The City of Warren is trying to combat that drug use. Council members, along with local law enforcement, hope that Friday’s meeting was a wake-up call to residents.
“This is an epidemic that somehow, someway, probably touches every person, not only in the city of Warren, not only in county or in the state, but across the country,” Warren Councilman Eddie Colbert said. “We really want to get to the young people, we want to get to the students, we want to let them know that there’s a better life out there for you.”
Council said it wanted to hear from the experts about the issue, as well as the public.
Trumbull County Sheriff Tom Altiere said 80 percent of convicts in Trumbull County Jail are there for drug-related crimes
“We cannot arrest our way out of it.
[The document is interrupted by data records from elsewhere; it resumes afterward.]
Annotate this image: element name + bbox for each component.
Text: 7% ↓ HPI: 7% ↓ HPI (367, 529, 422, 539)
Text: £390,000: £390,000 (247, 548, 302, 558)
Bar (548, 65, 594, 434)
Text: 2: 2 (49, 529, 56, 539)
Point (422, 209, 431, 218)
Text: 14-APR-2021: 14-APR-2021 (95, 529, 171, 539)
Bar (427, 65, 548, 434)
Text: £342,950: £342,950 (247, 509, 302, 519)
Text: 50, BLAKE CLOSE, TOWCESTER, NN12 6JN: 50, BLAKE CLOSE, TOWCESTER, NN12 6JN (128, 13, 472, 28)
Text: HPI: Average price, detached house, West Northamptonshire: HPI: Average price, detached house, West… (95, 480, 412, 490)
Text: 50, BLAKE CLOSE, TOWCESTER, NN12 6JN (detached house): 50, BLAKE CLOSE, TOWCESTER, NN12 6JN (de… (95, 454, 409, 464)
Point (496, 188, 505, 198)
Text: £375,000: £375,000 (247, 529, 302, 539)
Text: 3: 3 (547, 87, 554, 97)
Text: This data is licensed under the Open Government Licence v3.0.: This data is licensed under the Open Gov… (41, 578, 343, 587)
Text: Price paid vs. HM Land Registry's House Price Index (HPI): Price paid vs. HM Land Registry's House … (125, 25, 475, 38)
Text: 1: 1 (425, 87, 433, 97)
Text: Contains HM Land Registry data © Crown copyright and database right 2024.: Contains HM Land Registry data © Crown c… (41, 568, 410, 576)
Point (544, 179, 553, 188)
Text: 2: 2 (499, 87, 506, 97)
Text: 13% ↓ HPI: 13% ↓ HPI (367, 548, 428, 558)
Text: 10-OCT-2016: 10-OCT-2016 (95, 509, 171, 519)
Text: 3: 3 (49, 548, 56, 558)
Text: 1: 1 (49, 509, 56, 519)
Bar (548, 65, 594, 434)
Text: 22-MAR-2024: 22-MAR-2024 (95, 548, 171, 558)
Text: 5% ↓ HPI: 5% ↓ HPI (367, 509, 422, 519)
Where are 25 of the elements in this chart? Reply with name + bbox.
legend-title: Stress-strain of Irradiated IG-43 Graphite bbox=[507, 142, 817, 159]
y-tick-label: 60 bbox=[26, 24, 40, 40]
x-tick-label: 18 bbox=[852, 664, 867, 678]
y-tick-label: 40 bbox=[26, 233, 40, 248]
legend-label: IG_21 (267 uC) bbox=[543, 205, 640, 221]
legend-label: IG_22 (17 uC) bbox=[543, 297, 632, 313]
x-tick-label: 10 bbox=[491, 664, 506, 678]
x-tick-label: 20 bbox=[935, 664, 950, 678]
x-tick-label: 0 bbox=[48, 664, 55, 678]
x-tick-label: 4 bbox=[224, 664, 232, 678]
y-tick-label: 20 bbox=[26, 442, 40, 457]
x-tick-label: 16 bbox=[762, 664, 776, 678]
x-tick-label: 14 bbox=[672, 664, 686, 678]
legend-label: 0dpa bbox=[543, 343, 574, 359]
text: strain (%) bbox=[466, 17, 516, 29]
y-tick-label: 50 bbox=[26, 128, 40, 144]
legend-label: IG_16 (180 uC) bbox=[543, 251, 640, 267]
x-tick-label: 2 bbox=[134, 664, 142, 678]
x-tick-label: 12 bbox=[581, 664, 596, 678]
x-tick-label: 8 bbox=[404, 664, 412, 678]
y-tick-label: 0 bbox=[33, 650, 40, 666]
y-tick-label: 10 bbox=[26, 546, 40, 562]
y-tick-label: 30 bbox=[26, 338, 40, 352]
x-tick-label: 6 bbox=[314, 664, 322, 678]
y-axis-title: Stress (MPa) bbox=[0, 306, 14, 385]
We’ve tried. It’s a vicious cycle,” he said.
Christopher Boze, of Girard, said he has seen the devastating effects of the drug.
“I’m really getting tired of all my friends dying,” he said.
One Warren council member said he had never seen so many people in the Council room before. The mayor promised action.
“If we’re number one in addiction, we can be number one in recovery,” said Warren Mayor Doug Franklin.
The city believes educating people is the first step in its plan to stop the epidemic, but Council said this is on the first step of the game plan. Council hopes to continue holding meetings like Friday’s to develop a solution to end the epidemic.